Broadcasting 'from outside': Inuvialuktun language show returns to the air

Last Thursday, it was –19 C in Edmonton and –26 in Inuvik, N.W.T. Either way, it was cold and CBC Radio's Dodie Malegana was using that fact for a lesson in how to speak Inuvialuktun, the endangered languages of Canada's North.

"Ah-lah-uppah. It's cold. Kick-cow-rook. It's cold," Dodie Malegana said over the airwaves on Thursday, giving the proper pronounciation for alappaa and qiqaur̂uq.

Malegana and CBC Radio One have revived Tusaavik, the Inuvialuktun language program that started in 1982.

The program went on hiatus in 2017 when she moved from Whitehorse to Edmonton to work on another job with an audio Indigenous archiving project.
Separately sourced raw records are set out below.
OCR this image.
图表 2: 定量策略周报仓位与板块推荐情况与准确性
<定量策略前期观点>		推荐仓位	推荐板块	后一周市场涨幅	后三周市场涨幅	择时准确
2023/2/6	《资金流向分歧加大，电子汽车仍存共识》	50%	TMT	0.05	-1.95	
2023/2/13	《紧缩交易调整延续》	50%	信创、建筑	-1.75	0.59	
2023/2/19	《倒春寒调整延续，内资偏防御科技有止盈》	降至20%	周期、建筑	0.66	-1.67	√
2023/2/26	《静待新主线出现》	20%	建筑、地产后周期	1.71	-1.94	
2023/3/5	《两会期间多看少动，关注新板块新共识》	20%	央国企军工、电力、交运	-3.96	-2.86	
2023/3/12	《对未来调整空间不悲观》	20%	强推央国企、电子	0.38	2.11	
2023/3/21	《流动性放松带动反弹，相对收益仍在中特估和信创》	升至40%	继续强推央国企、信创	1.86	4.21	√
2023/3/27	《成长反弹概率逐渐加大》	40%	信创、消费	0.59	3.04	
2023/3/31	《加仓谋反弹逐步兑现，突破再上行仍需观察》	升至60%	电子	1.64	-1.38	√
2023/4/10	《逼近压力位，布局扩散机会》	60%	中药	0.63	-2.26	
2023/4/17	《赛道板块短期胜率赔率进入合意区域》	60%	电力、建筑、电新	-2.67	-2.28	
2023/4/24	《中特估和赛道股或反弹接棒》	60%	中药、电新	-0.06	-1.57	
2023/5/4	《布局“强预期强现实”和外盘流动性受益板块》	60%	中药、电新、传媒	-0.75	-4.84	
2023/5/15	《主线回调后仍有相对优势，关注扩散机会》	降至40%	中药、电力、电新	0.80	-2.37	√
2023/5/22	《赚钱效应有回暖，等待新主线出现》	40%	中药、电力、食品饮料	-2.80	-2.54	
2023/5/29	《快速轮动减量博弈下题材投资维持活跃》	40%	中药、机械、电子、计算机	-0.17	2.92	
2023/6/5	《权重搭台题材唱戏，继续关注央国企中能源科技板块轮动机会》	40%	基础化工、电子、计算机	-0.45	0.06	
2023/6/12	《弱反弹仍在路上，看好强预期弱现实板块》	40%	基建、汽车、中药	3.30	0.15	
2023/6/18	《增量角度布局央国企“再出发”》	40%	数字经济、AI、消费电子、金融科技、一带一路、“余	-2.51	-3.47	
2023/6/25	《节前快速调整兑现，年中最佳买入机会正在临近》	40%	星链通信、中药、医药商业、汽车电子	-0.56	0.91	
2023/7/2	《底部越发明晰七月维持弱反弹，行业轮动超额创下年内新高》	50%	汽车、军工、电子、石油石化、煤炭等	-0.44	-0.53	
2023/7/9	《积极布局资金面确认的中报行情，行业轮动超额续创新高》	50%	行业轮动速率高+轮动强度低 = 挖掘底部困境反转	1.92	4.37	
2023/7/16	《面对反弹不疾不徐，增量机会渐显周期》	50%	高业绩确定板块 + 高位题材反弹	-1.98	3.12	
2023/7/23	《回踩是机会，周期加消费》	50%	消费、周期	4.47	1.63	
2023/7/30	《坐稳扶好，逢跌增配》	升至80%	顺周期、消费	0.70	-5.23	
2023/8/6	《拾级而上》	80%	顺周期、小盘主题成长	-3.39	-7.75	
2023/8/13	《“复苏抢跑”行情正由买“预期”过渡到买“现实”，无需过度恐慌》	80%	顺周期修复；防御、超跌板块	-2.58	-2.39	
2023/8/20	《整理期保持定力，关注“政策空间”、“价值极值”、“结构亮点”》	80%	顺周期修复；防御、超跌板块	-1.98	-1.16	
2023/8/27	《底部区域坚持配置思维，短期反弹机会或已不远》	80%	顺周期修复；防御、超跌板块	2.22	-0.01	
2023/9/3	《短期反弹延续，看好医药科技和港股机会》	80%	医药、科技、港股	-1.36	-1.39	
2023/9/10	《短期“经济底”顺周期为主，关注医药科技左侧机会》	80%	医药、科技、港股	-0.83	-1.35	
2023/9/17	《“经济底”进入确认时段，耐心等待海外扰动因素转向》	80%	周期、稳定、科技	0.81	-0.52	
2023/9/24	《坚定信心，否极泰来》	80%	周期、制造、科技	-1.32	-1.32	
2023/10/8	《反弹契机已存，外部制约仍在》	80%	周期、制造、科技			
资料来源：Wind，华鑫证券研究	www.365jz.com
As the show's host, Malegana, who grew up in Aklavik, a small N.W.T hamlet southwest of Inuvik, speaks in the Indigenous language to offer listeners interviews, music, announcements, weather, news and archival tape from elders.

But there is one key change. Malegana now is broadcasting from CBC's studios in Edmonton — or, as her listeners would call it "from outside."

Ariel Fournier
Ariel Fournier

"It's the nervousness of starting all over again," said Malegana, calling the return to the airways "nerve-wracking but exciting."

But she quickly warmed up to returning to the program playing upbeat songs like "Have Some Tea" by Inuit musicians Uniaqtut.

Malegana said she created simplified snippets of language lessons when she reintroduced the program because she felt it was important to teach more fans of the show the language.

"I often have listeners that don't understand the language but they enjoy it," she said.

Currently, around 20 per cent of Inuvialuit are fluent in the Indigeneous language of Inuvialuktun.

It's a welcome return for many who have counted on the program for announcements and to hear a familiar language on the radio ever since CBC began offering Indigenous language programming in the 1970s.

Malegana said and she's continuing to look for people who speak the language to join her on the show.

"Tusaavik means to hear and a place to hear," she said.

The one-hour program airs weekdays at 3 p.m. MT, broadcasting to communities in Nunavut and in Beaufort Delta communities in the Northwest Territories and Nunavut.